Banks face $ 300 million deficit in lucky margin loans
Luckin’s downfall has trapped banks, including Credit Suisse Group AG and Morgan Stanley, as they face a $ 300 million deficit in margin loans made to Lu. The scandal is also a black eye for China Inc. as the US Congress moves closer to passing legislation that could prohibit Chinese companies from trading on the US stock exchanges.
Luckin said he would fire a dozen workers and discipline 15 others after the internal investigation. He has already fired CEO Jenny Zhiya Qian, COO Jian Liu and some employees who briefed them in May after discovering the scheme that channeled funds to the company from various third parties with links to participants. The board said it fired the executives based on evidence showing their involvement in the bogus transactions.
Lu became a billionaire after his fast-growing Chinese chain went public in the United States, but much of his wealth was wiped out by Luckin’s drop in stocks.

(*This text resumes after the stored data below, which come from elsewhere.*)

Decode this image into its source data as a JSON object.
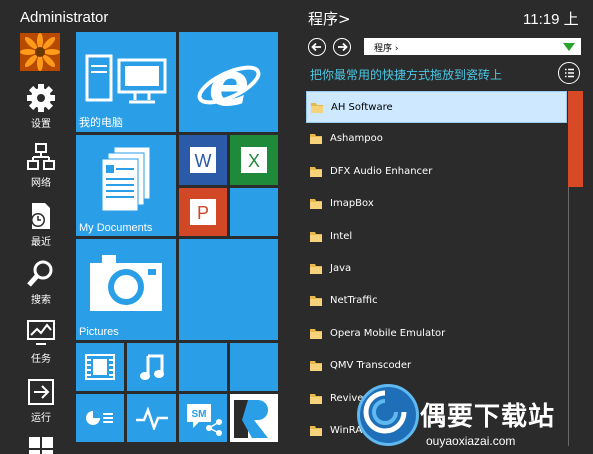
{
  "header": {
    "username": "Administrator"
  },
  "sidebar": {
    "items": [
      {
        "label": "设置",
        "icon": "gear-icon"
      },
      {
        "label": "网络",
        "icon": "network-icon"
      },
      {
        "label": "最近",
        "icon": "recent-icon"
      },
      {
        "label": "搜索",
        "icon": "search-icon"
      },
      {
        "label": "任务",
        "icon": "task-icon"
      },
      {
        "label": "运行",
        "icon": "run-icon"
      }
    ]
  },
  "tiles": {
    "my_computer": "我的电脑",
    "my_documents": "My Documents",
    "pictures": "Pictures"
  },
  "programs": {
    "title": "程序>",
    "clock": "11:19 上",
    "location": "程序 ›",
    "hint": "把你最常用的快捷方式拖放到瓷砖上",
    "items": [
      {
        "name": "AH Software",
        "selected": true
      },
      {
        "name": "Ashampoo"
      },
      {
        "name": "DFX Audio Enhancer"
      },
      {
        "name": "ImapBox"
      },
      {
        "name": "Intel"
      },
      {
        "name": "Java"
      },
      {
        "name": "NetTraffic"
      },
      {
        "name": "Opera Mobile Emulator"
      },
      {
        "name": "QMV Transcoder"
      },
      {
        "name": "Revive"
      },
      {
        "name": "WinRAR"
      }
    ]
  },
  "watermark": {
    "text": "偶要下载站",
    "url": "ouyaoxiazai.com"
  },
  "colors": {
    "tile": "#2a9ee6",
    "word": "#2a5aa8",
    "excel": "#1f8a3a",
    "ppt": "#d24726",
    "scroll": "#d84a26",
    "accent": "#49c7e6"
  }
}
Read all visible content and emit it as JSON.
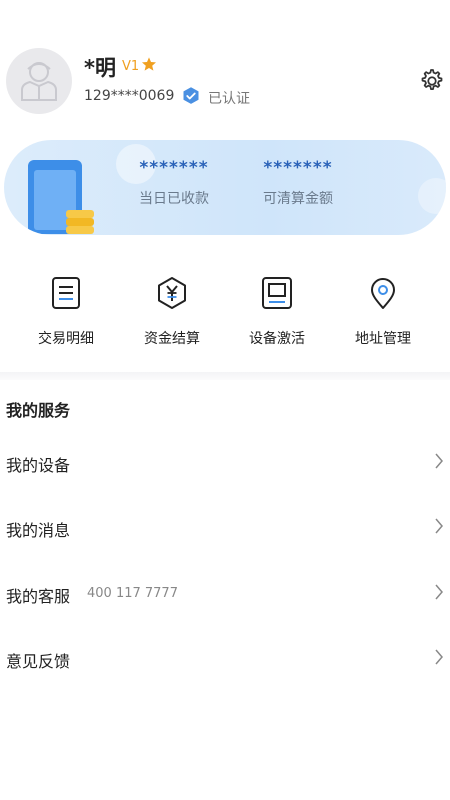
{
  "profile": {
    "name": "*明",
    "level": "V1",
    "phone": "129****0069",
    "verified_label": "已认证"
  },
  "summary": {
    "today_received_value": "*******",
    "today_received_label": "当日已收款",
    "settleable_value": "*******",
    "settleable_label": "可清算金额"
  },
  "actions": [
    {
      "label": "交易明细",
      "icon": "transaction-list-icon"
    },
    {
      "label": "资金结算",
      "icon": "yuan-settlement-icon"
    },
    {
      "label": "设备激活",
      "icon": "device-activate-icon"
    },
    {
      "label": "地址管理",
      "icon": "location-pin-icon"
    }
  ],
  "services": {
    "title": "我的服务",
    "items": [
      {
        "label": "我的设备"
      },
      {
        "label": "我的消息"
      },
      {
        "label": "我的客服",
        "extra": "400 117 7777"
      },
      {
        "label": "意见反馈"
      }
    ]
  },
  "colors": {
    "accent": "#2a62b8",
    "level": "#f0a020",
    "card_bg": "#d4e8fb",
    "verify_badge": "#4a90e2"
  }
}
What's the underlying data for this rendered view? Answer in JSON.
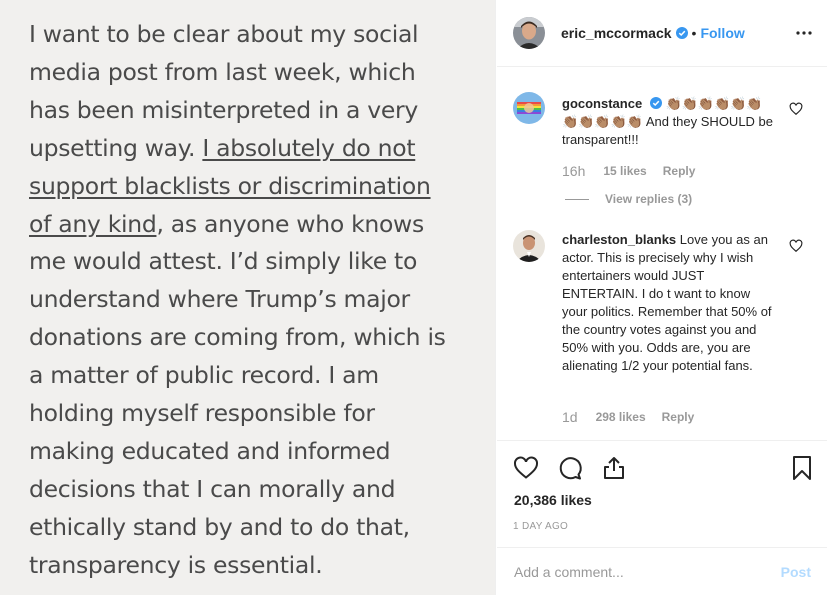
{
  "post_image": {
    "line_1": "I want to be clear about my social",
    "line_2": "media post from last week, which",
    "line_3": "has been misinterpreted in a very",
    "line_4a": "upsetting way. ",
    "line_4b": " I absolutely do not",
    "line_5": "support blacklists or discrimination",
    "line_6a": "of any kind",
    "line_6b": ", as anyone who knows",
    "line_7": "me would attest.  I’d simply like to",
    "line_8": "understand where Trump’s major",
    "line_9": "donations are coming from, which is",
    "line_10": "a matter of public record. I am",
    "line_11": "holding myself responsible for",
    "line_12": "making educated and informed",
    "line_13": "decisions that I can morally and",
    "line_14": "ethically stand by and to do that,",
    "line_15": "transparency is essential."
  },
  "header": {
    "username": "eric_mccormack",
    "separator": "•",
    "follow_label": "Follow"
  },
  "comments": [
    {
      "username": "goconstance",
      "emoji": "👏🏽👏🏽👏🏽👏🏽👏🏽👏🏽👏🏽👏🏽👏🏽👏🏽👏🏽",
      "text": " And they SHOULD be transparent!!!",
      "time": "16h",
      "likes": "15 likes",
      "reply": "Reply",
      "view_replies": "View replies (3)"
    },
    {
      "username": "charleston_blanks",
      "text": " Love you as an actor. This is precisely why I wish entertainers would JUST ENTERTAIN. I do t want to know your politics. Remember that 50% of the country votes against you and 50% with you. Odds are, you are alienating 1/2 your potential fans.",
      "time": "1d",
      "likes": "298 likes",
      "reply": "Reply"
    }
  ],
  "actions": {
    "likes_count": "20,386 likes",
    "time_ago": "1 DAY AGO"
  },
  "add_comment": {
    "placeholder": "Add a comment...",
    "post_label": "Post"
  },
  "colors": {
    "accent": "#3897f0",
    "muted": "#999999",
    "post_disabled": "#b3dbff"
  }
}
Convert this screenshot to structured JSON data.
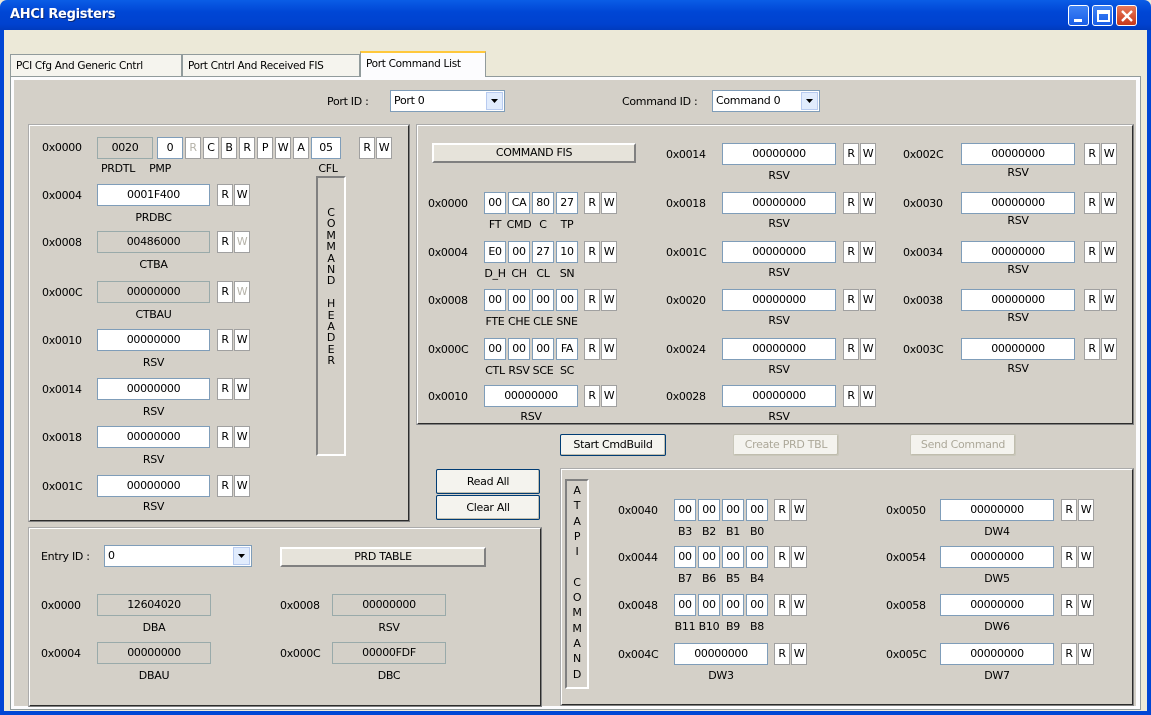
{
  "window": {
    "title": "AHCI Registers"
  },
  "tabs": [
    "PCI Cfg And Generic Cntrl",
    "Port Cntrl And Received FIS",
    "Port Command List"
  ],
  "port": {
    "label": "Port ID :",
    "value": "Port 0"
  },
  "command": {
    "label": "Command ID :",
    "value": "Command 0"
  },
  "rw": {
    "r": "R",
    "w": "W"
  },
  "header": {
    "vlabel": "C\nO\nM\nM\nA\nN\nD\n\nH\nE\nA\nD\nE\nR",
    "row0": {
      "addr": "0x0000",
      "prdtl": "0020",
      "pmp": "0",
      "bits": [
        "R",
        "C",
        "B",
        "R",
        "P",
        "W",
        "A"
      ],
      "cfl": "05",
      "cap_prdtl": "PRDTL",
      "cap_pmp": "PMP",
      "cap_cfl": "CFL"
    },
    "rows": [
      {
        "addr": "0x0004",
        "value": "0001F400",
        "cap": "PRDBC"
      },
      {
        "addr": "0x0008",
        "value": "00486000",
        "cap": "CTBA"
      },
      {
        "addr": "0x000C",
        "value": "00000000",
        "cap": "CTBAU"
      },
      {
        "addr": "0x0010",
        "value": "00000000",
        "cap": "RSV"
      },
      {
        "addr": "0x0014",
        "value": "00000000",
        "cap": "RSV"
      },
      {
        "addr": "0x0018",
        "value": "00000000",
        "cap": "RSV"
      },
      {
        "addr": "0x001C",
        "value": "00000000",
        "cap": "RSV"
      }
    ]
  },
  "fis": {
    "title": "COMMAND FIS",
    "byte_rows": [
      {
        "addr": "0x0000",
        "bytes": [
          "00",
          "CA",
          "80",
          "27"
        ],
        "caps": [
          "FT",
          "CMD",
          "C",
          "TP"
        ]
      },
      {
        "addr": "0x0004",
        "bytes": [
          "E0",
          "00",
          "27",
          "10"
        ],
        "caps": [
          "D_H",
          "CH",
          "CL",
          "SN"
        ]
      },
      {
        "addr": "0x0008",
        "bytes": [
          "00",
          "00",
          "00",
          "00"
        ],
        "caps": [
          "FTE",
          "CHE",
          "CLE",
          "SNE"
        ]
      },
      {
        "addr": "0x000C",
        "bytes": [
          "00",
          "00",
          "00",
          "FA"
        ],
        "caps": [
          "CTL",
          "RSV",
          "SCE",
          "SC"
        ]
      }
    ],
    "row10": {
      "addr": "0x0010",
      "value": "00000000",
      "cap": "RSV"
    },
    "col2": [
      {
        "addr": "0x0014",
        "value": "00000000",
        "cap": "RSV"
      },
      {
        "addr": "0x0018",
        "value": "00000000",
        "cap": "RSV"
      },
      {
        "addr": "0x001C",
        "value": "00000000",
        "cap": "RSV"
      },
      {
        "addr": "0x0020",
        "value": "00000000",
        "cap": "RSV"
      },
      {
        "addr": "0x0024",
        "value": "00000000",
        "cap": "RSV"
      },
      {
        "addr": "0x0028",
        "value": "00000000",
        "cap": "RSV"
      }
    ],
    "col3": [
      {
        "addr": "0x002C",
        "value": "00000000",
        "cap": "RSV"
      },
      {
        "addr": "0x0030",
        "value": "00000000",
        "cap": "RSV"
      },
      {
        "addr": "0x0034",
        "value": "00000000",
        "cap": "RSV"
      },
      {
        "addr": "0x0038",
        "value": "00000000",
        "cap": "RSV"
      },
      {
        "addr": "0x003C",
        "value": "00000000",
        "cap": "RSV"
      }
    ]
  },
  "actions": {
    "start": "Start CmdBuild",
    "create": "Create PRD TBL",
    "send": "Send Command",
    "read_all": "Read All",
    "clear_all": "Clear All"
  },
  "prd": {
    "entry_label": "Entry ID :",
    "entry_value": "0",
    "title": "PRD TABLE",
    "fields": [
      {
        "addr": "0x0000",
        "value": "12604020",
        "cap": "DBA"
      },
      {
        "addr": "0x0004",
        "value": "00000000",
        "cap": "DBAU"
      },
      {
        "addr": "0x0008",
        "value": "00000000",
        "cap": "RSV"
      },
      {
        "addr": "0x000C",
        "value": "00000FDF",
        "cap": "DBC"
      }
    ]
  },
  "atapi": {
    "vlabel": "A\nT\nA\nP\nI\n\nC\nO\nM\nM\nA\nN\nD",
    "byte_rows": [
      {
        "addr": "0x0040",
        "bytes": [
          "00",
          "00",
          "00",
          "00"
        ],
        "caps": [
          "B3",
          "B2",
          "B1",
          "B0"
        ]
      },
      {
        "addr": "0x0044",
        "bytes": [
          "00",
          "00",
          "00",
          "00"
        ],
        "caps": [
          "B7",
          "B6",
          "B5",
          "B4"
        ]
      },
      {
        "addr": "0x0048",
        "bytes": [
          "00",
          "00",
          "00",
          "00"
        ],
        "caps": [
          "B11",
          "B10",
          "B9",
          "B8"
        ]
      }
    ],
    "row4c": {
      "addr": "0x004C",
      "value": "00000000",
      "cap": "DW3"
    },
    "col2": [
      {
        "addr": "0x0050",
        "value": "00000000",
        "cap": "DW4"
      },
      {
        "addr": "0x0054",
        "value": "00000000",
        "cap": "DW5"
      },
      {
        "addr": "0x0058",
        "value": "00000000",
        "cap": "DW6"
      },
      {
        "addr": "0x005C",
        "value": "00000000",
        "cap": "DW7"
      }
    ]
  }
}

Last month, Lu resigned as president of Car Inc., China’s largest car rental fleet operator, as scrutiny increased over Luckin and the accounting scandal. A Beijing court has frozen Lu’s entire stake in Car Inc.’s parent, UCAR Inc., for legal reasons.
It has come in for criticism for applying an aggressive cash-burning expansion strategy to all its startup projects, as the model helps to rapidly expand business and gain market share at the expense of profitability.
Luckin, founded in 2017, raised $ 645 million on its US IPO last year and counted BlackRock Inc. among its sponsors. She aimed directly at Starbucks Corp. in China, with a strategy to open more stores in two years than the Seattle-based heavyweight in two decades.